The Fed can made their aid contingent on pretty much anything, but why would they want to do something to promote accountability and free markets within the banking system? In fact, many of the largest banks in the country have hired ex-employees of the Federal Reserve system and its network of regional banks. Bear Stearns even did this, although it did not seem to do them much good in the end. This provides the banks with insights into how the Fed will manipulate the markets, but also allows them the false security that the central bank can efficiently manage the economy.
Probably the best way to find out what the Fed is doing is to hire people who used to work there. Companies in other industries hire former employees of competitors to better gauge their strengths and weaknesses. And of course it works the other way, too. What better way for the Federal Reserve to find out how the banks are doing than to ask former Fed employees who now work at the largest banks in high-level positions for their opinions?
Thus, it is surprising that any individual would seriously consider asking the Federal Reserve to make their former employees, now working at the banks most exposed to the subprime mess, put their own assets and investments at risk in order to receive aid. At risk of losing assets to a bubble created and inflated by the Fed? That seems to be going a little far in terms of accountability for banking and government institutions working together. Corporatism is not such an open system as to privatize losses.
On the contrary, what we will probably see is more free bailouts handed to the banks at the cost of a dollar destruction and further losses in the stock market. Homeowners, even if their mortgage rates stay the same, will experience higher gas and food prices, which will just keep pushing more of them into situations where they have to find methods to stop foreclosure before the bank ends up with their house and inflated money.
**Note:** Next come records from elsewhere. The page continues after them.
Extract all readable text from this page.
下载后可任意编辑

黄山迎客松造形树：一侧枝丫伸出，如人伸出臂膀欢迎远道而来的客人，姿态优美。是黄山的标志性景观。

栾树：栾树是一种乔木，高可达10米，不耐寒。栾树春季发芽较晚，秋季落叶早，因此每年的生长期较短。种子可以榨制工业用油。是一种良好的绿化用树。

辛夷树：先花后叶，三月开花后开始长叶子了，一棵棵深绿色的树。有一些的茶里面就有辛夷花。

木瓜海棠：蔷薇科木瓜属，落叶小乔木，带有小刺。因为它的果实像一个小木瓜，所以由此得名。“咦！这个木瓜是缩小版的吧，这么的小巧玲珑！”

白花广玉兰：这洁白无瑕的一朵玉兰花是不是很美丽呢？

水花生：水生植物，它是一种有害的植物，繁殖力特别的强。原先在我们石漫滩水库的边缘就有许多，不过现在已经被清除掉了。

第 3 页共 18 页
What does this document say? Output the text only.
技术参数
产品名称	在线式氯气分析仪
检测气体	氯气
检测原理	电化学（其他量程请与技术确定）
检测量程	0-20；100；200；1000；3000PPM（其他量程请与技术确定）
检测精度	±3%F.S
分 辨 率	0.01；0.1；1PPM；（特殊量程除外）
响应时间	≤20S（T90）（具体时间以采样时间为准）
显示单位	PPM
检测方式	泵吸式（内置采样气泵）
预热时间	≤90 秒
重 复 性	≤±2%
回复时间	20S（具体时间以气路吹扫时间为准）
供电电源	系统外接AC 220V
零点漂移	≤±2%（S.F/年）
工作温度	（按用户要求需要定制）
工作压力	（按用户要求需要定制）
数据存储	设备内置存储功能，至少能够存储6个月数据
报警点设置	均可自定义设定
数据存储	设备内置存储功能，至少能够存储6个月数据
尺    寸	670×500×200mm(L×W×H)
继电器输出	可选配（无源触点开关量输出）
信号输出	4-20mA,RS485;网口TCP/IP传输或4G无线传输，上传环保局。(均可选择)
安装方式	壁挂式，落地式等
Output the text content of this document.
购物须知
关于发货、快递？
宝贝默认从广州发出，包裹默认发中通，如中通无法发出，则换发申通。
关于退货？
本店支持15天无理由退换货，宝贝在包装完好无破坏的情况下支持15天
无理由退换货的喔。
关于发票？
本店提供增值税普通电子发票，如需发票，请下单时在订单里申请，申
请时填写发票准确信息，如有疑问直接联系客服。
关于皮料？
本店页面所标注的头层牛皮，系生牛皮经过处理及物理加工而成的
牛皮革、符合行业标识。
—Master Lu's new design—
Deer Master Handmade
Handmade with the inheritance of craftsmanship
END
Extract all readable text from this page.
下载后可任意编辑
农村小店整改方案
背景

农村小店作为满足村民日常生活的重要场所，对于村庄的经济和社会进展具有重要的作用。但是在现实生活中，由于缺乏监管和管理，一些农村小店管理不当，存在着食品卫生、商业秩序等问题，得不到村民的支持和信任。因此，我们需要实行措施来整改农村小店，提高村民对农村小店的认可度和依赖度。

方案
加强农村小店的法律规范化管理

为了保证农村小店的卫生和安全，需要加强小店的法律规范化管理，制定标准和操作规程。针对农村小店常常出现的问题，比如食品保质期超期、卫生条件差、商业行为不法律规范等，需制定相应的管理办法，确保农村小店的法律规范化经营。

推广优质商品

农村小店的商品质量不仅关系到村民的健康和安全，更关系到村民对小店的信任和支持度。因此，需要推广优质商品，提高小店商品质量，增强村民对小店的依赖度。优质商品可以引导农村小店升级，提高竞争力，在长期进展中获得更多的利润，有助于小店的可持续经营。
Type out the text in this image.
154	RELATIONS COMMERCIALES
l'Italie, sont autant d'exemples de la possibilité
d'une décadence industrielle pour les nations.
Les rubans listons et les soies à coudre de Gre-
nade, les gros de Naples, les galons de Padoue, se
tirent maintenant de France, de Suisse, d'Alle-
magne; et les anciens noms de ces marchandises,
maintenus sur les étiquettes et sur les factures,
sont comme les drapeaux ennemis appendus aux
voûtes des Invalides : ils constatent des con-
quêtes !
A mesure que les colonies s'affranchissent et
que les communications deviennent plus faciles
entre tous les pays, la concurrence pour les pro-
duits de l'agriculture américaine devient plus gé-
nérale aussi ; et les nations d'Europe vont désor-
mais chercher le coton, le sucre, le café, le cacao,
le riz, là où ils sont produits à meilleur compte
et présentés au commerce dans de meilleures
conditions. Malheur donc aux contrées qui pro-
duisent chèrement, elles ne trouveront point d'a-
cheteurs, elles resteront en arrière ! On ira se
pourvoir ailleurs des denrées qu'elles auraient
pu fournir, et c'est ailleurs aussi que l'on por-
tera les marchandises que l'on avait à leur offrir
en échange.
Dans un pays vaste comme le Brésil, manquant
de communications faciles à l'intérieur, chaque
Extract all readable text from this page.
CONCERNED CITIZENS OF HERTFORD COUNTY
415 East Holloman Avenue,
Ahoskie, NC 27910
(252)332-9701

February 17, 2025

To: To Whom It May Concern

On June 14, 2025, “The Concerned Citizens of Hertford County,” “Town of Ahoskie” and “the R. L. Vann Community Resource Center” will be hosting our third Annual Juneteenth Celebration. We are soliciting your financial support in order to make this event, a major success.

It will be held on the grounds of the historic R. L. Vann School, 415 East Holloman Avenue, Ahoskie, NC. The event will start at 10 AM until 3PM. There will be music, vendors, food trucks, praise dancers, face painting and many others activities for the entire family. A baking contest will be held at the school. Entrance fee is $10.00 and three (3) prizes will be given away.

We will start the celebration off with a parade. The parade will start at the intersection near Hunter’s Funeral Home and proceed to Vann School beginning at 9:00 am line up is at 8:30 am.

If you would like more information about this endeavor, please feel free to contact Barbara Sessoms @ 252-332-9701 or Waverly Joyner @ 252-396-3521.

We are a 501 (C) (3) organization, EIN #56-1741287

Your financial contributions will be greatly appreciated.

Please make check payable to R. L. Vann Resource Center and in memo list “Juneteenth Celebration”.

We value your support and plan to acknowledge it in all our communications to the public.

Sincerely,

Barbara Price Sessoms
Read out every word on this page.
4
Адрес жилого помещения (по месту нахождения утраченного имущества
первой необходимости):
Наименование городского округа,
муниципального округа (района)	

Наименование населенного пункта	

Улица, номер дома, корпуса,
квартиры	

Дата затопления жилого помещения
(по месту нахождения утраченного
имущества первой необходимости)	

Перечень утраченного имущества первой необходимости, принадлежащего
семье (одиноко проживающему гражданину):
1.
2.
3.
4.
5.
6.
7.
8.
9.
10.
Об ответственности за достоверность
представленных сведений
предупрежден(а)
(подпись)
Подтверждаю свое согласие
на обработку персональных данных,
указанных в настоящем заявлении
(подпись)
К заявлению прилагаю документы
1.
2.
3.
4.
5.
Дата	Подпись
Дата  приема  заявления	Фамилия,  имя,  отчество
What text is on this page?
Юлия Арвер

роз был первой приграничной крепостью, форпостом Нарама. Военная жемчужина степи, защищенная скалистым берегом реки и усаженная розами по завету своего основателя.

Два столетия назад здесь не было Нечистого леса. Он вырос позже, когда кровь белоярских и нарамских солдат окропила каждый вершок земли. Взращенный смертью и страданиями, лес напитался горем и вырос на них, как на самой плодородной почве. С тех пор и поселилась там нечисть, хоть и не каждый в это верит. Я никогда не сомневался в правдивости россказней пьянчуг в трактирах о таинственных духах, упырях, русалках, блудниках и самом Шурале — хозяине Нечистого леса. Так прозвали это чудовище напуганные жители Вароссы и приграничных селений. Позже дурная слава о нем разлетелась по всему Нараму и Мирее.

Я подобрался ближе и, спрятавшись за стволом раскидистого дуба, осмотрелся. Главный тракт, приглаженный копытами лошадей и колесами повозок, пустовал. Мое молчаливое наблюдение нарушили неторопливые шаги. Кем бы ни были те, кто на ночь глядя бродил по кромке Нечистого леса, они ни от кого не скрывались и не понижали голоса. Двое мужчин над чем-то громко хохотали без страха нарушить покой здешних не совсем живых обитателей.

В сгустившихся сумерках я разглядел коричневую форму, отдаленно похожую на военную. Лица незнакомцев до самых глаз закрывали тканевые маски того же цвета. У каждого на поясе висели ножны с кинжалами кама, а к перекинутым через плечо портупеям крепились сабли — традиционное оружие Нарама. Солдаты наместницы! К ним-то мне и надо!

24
This will put the banks in even greater trouble as they will be forced to foreclose on ever-depreciating assets, and they will end up back at the Federal Reserve requesting more "help" at the expense of and funded by the people whose homes they are taking.
The entire banking industry is certainly the most effective at privatizing all of their profits for corporate executives but passing off all of their losses onto the American people. For example, see the Fed's $200 billion lending program where banks can trade in garbage subprime loans for US Treasury securities, in effect giving the nonperforming subprimes to the people to deal with while the banks keep up an appearance of solvency. However, the banks will not be returning any of the massive profits they made from these loans to the people -- just the losses now that the loans have gone bad.
There will be more large banks to fail in the coming months, and many more smaller and mid-size banks. The next multinational financial institutions to crash might be Lehman or Citigroup, which are both in big trouble in terms of running out of money very quickly. For average homeowners and people, it may be a good idea to consider getting out of the dollar while it holds any remaining value and find some real store of value that is more stable. Gold, silver, or even seeds that can be grown into food hold more value than processed and died green paper right now.